Seydou KeÏta (1921-2001) photographe malien, né à Bamako, fils d’un menuisier, il est le premier de cinq enfant, ne va pas à l'école et suit les pas de son père en tant qu’apprenti.


Seydou Keïta, autodidacte, porte un regard d'Africain sur les Africains, il est considéré comme le « père » de la photographie africaine.

Il invente un nouveau style dans l’art du portrait, sur des fonds bigarrés, ses clients posent toujours avec un accessoire, véritable attribut les situant dans la société africaine. Portrait entre désir de modernité et respect des traditions, il reprend à son compte les codes classiques du portrait, accessoire, décor et pose se conjuguent harmonieusement aux règles de convenance de la représentation de la société malienne.

Il produit des images avec des attitudes souples et fermes, des mains obligatoirement présentes y compris dans les portraits de buste et le teint de peau toujours doux, sont les éléments qui caractérisent normes de la représentation pour Keïta.

Il porte une importance au fond, avec des tentures africaines, de wax ou de batik, les vêtements traditionnels et les bijoux pour les femmes s’opposent aux accessoires, signes d’un statut social occidentalisé et d’une représentation émancipée.

Ses portraits sont exemptes de toute forme de tricherie, d’excentricité et d’illusion sensorielle, ce qui leur donne un caractère objectif et une dimension intemporelle.

« La technique de la photo est simple, mais ce qui faisait la différence, c’est que je savais trouver la bonne position, je ne me trompais jamais. Le visage à peine tourné, le regard vraiment important, l’emplacement des mains, j’étais capable d’embellir quelqu’un. A la fin, la photo était très belle. C’est à cause de ça que je dis que c’est de l’Art. » Seydou Keïta

Dans son studio, à Bamako-Coura, un quartier très animé où tout le monde se pressent pour se faire photographier, il effectue des portraits à deux, à trois, frères et sœurs, amis, parents et enfants, enfants seuls, avec un bébé. Quelquefois on sourit mais souvent on a l'air sérieux car on n'a pas l'habitude et on est intimidé.

« Il y avait beaucoup d'animation autour de mon studio, il y avait tout le temps du monde, c'était un lieu de rendez-vous et de palabre, je travaillais tout le temps. » Seydou Keïta

Ses mises en scène avec des accessoires, marquent une modernité réelle ou rêvée, il cherche en permanence à embellir ses sujets, à les montrer sous leur meilleur jour, il ne cesse de travailler les poses, les mettant de trois quarts, déplaçant une main, posant un bras sur le dossier d'une chaise, installant les filles par terre, leur robe déployée autour d'elle en corolle.

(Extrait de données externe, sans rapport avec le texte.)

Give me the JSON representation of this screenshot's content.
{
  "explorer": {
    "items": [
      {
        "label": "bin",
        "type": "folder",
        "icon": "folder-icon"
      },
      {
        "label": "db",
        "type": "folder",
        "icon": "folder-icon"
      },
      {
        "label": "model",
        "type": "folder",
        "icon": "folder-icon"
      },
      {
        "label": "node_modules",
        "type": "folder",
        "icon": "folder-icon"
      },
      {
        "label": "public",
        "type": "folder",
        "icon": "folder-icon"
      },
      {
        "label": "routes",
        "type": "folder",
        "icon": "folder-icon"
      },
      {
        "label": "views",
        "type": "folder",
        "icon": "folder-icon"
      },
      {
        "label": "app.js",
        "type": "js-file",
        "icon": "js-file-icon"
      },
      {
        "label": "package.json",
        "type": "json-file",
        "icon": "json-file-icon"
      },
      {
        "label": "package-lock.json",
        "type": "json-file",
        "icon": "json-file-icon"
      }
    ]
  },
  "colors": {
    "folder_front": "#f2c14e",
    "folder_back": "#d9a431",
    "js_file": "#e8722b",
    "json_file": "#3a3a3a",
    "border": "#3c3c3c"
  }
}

Il constituent avec ses nombreux portraits, un témoignage de la société malienne de la fin des années 1940 à 1977. Intuitivement il invente ou réinvente l’art du portrait à travers la recherche d’une précision extrême. Une grâce, une élégance transparaît de toutes ses images. Sa maîtrise de la lumière, du sujet, du cadrage ramène à l’essentiel. Tout ce qui figure dans ses images, participe à la beauté naturelle. Inventif et très moderne il s’inscrit dans la lignée des grands portraitistes comme Richard Avedon. A l’époque du multiculturalisme, son travail prend tout naturellement place dans l’histoire mondiale de la photographie.

« J'ai tellement aimé la photographie. » Seydou Keita

Deux Jeunes Femmes, Bamako, 1949

Dans son petit studio de Bamako, Seydou Keïta dresse le portrait de deux maliennes, vêtues de robes que l'on nomme dyakaase, terme dérivé de la ville de Dakar, capitale du Sénégal, pays limitrophe, autour de leur cou, elles portent des rosettes en or ainsi que des colliers de perles, plus qu'une simple photographie dans laquelle on peut se contenter d'admirer le portrait en surface, c'est aussi une multitude d'éléments qu'il cherche à valoriser.

Visage de Bamako, 203 Peugeot, 1954

Velosolex, Bamako, 1954

Visage de Bamako, 1956

Une jeune femme africaine pose avec un poste radio cadré au premier plan, occupant un bon quart de l’image, lui donnant une importance de ce qui est rare au Mali, son coude et son bras repose sur le bois de la radio, sur un fond décoratif bien élaboré à l'avance, une toile ornée de motifs végétaux. La femme est couverte de bijoux qui ornent ses oreilles, ses poignets et son cou, vêtue d'une robe à volant et à gros pois découvrant une nuque habillée d’un collier avec un pendentif d’un buste vu de profil. Le cadrage de Keïta est légèrement désaxé, augmentant la dynamique de l’image et la vitalité du portrait, c’est une femme rayonnante qu’il cherche à restituer.